Pour la première fois, l'Arabie Saoudite délivrera des visas touristiques. C'est un "moment historique pour notre pays", a expliqué vendredi le patron du tourisme Ahmed al-Chateeb. Jusqu'à présent, le royaume archi-conservateur n'a délivré des visas que pour les pèlerins, à des fins professionnelles et, plus récemment, pour les visiteurs des manifestations sportives et culturelles.

Le pays, qui dépend largement des exportations pétrolières, veut maintenant s'ouvrir aux vacanciers et ouvrir ainsi de nouvelles sources de revenus.
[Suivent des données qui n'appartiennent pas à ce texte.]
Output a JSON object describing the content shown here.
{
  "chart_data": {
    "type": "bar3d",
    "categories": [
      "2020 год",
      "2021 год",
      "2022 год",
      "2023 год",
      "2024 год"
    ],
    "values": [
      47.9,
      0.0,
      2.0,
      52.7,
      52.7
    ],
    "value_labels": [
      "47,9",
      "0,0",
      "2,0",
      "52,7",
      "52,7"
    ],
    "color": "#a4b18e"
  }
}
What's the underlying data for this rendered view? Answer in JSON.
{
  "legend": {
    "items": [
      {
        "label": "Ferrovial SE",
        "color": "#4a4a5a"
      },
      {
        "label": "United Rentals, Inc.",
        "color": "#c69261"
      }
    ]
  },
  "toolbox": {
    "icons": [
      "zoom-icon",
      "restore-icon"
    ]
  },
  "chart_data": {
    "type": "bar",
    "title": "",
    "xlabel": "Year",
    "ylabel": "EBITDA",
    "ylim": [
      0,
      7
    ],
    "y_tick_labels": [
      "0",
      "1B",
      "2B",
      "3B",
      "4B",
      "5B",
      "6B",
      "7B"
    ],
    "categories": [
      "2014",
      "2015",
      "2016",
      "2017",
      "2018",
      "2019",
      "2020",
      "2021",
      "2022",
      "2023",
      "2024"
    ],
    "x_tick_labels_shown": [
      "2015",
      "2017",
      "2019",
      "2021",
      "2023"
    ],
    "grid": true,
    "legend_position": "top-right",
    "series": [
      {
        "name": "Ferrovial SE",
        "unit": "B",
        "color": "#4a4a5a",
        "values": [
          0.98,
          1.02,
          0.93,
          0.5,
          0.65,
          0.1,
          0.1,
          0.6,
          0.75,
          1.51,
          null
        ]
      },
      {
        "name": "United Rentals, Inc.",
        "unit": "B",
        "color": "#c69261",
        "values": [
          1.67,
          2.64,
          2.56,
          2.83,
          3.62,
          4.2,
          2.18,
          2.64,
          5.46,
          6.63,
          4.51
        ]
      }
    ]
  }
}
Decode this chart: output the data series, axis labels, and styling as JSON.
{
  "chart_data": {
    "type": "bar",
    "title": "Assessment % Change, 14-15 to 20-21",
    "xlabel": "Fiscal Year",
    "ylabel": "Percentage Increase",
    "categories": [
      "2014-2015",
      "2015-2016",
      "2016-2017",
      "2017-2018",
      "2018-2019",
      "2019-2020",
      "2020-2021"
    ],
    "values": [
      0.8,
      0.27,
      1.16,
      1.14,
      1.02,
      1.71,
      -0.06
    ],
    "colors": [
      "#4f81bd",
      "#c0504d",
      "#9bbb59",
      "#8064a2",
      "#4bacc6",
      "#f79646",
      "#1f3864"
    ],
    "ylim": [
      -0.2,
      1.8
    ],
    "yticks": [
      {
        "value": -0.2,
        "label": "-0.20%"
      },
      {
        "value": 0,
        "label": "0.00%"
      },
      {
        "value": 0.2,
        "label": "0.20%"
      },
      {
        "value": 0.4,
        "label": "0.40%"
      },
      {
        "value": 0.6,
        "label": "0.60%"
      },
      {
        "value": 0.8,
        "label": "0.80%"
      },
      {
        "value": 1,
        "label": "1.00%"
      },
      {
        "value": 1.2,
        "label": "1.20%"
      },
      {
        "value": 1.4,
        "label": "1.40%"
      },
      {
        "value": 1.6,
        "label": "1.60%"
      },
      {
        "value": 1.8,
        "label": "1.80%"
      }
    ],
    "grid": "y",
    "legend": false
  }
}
Le développement du tourisme s'inscrit dans le cadre de la "Vision 2030" avec laquelle le Prince héritier Mohammed bin Salman a initié des réformes économiques et sociales.

Les dirigeants du royaume musulman ont lancé un nouveau système de visas pour 49 pays. Le pays compte principalement sur des invités de Chine, du Japon, d'Europe et des États-Unis. Les entreprises sont également invitées à investir dans le tourisme. D'ici 2030, la contribution du tourisme au produit intérieur brut (P.I.B.) devrait passer de trois à dix pour cent. D'ici là, le nombre de visiteurs étrangers devrait plus que doubler pour atteindre 100 millions par an.

Le patron du tourisme, al-Chateeb, a répondu aux craintes que les conflits avec l'Iran et les rebelles du Yémen, pays voisin en guerre civile, puissent dissuader les vacanciers que le pays était "très, très, très sûr". Il s'est également opposé aux préoccupations concernant les règles de conduite religieuses strictes, que l'État a récemment assouplies quelque peu. Contrairement au passé, les femmes non accompagnées peuvent également obtenir un visa sans restriction.

La réglementation sur l'habillement des vacanciers serait également assouplie, mais des vêtements appropriés continueraient d'être obligatoires, y compris sur les plages publiques. Il a également laissé entendre que l'alcool continuerait d'être interdit. Afin d'aller de l'avant avec les plans et de mettre en place les infrastructures manquantes, l'autorité du tourisme prévoit des investissements d'environ 61 milliards d'euros.